Teleschooling has been adopted for many.

For the working world, many companies have implemented telework policies.

9. Clothing/masks

As cases continued to sharply rise in the U.S., talk of whether or not the CDC would change its policy on masks persisted. The CDC had previously said that only those who are sick should wear a mask.

Now the CDC recommends wearing cloth face coverings in public settings where other social distancing measures are difficult to maintain, such as grocery stores and pharmacies.

However, concerns that medical professionals do not have enough personal protective equipment have also been on the rise, so any shortages of N95 masks affects them significantly.

10. Fears and anxieties

With day-to-day life at a standstill, anxieties around the disease and the future have been heightened, according to Dr. Anne Maria Albano, a professor of medical psychology at Columbia University.

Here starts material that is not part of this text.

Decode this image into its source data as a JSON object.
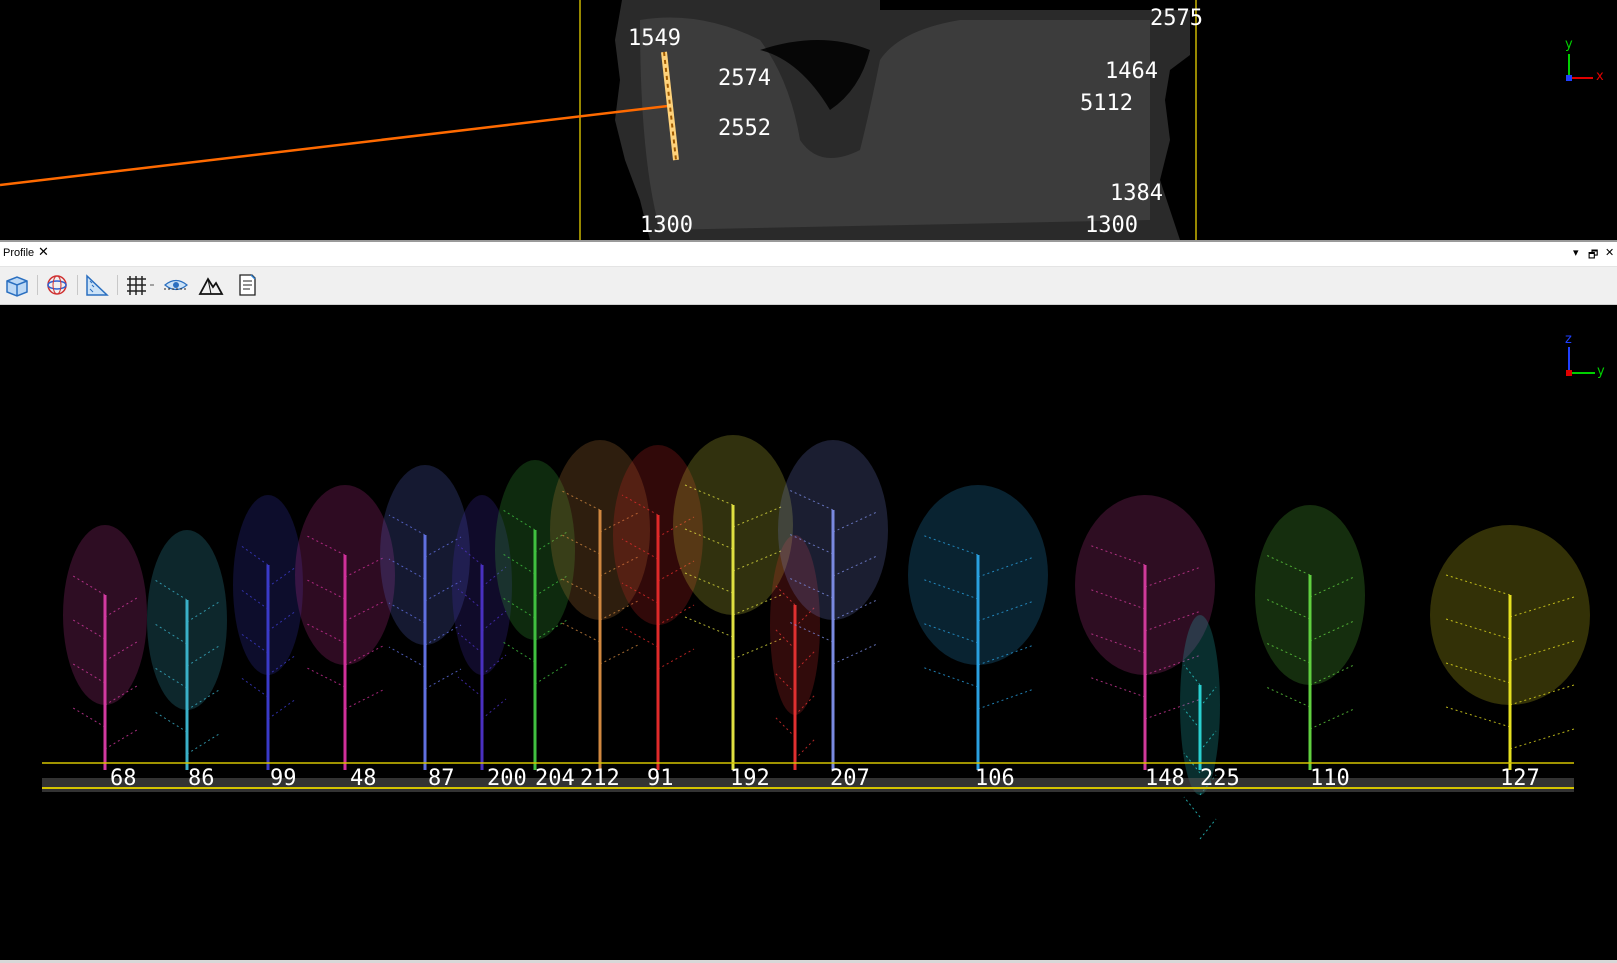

Albano said the public can either utilize that anxiety in a productive way or let it spiral.

"What people are experiencing is what anxiety in us is wired to do: Say, 'Hey, wake up and prepare for how to take care of yourself,'" she told ABC News back in March. "Now the thing is, if the anxiety gets too high that then it becomes problematic, and this is what we want people to recognize. Anxiety, when it gets out of control, you are exaggerating what the risk to you and the people around you is."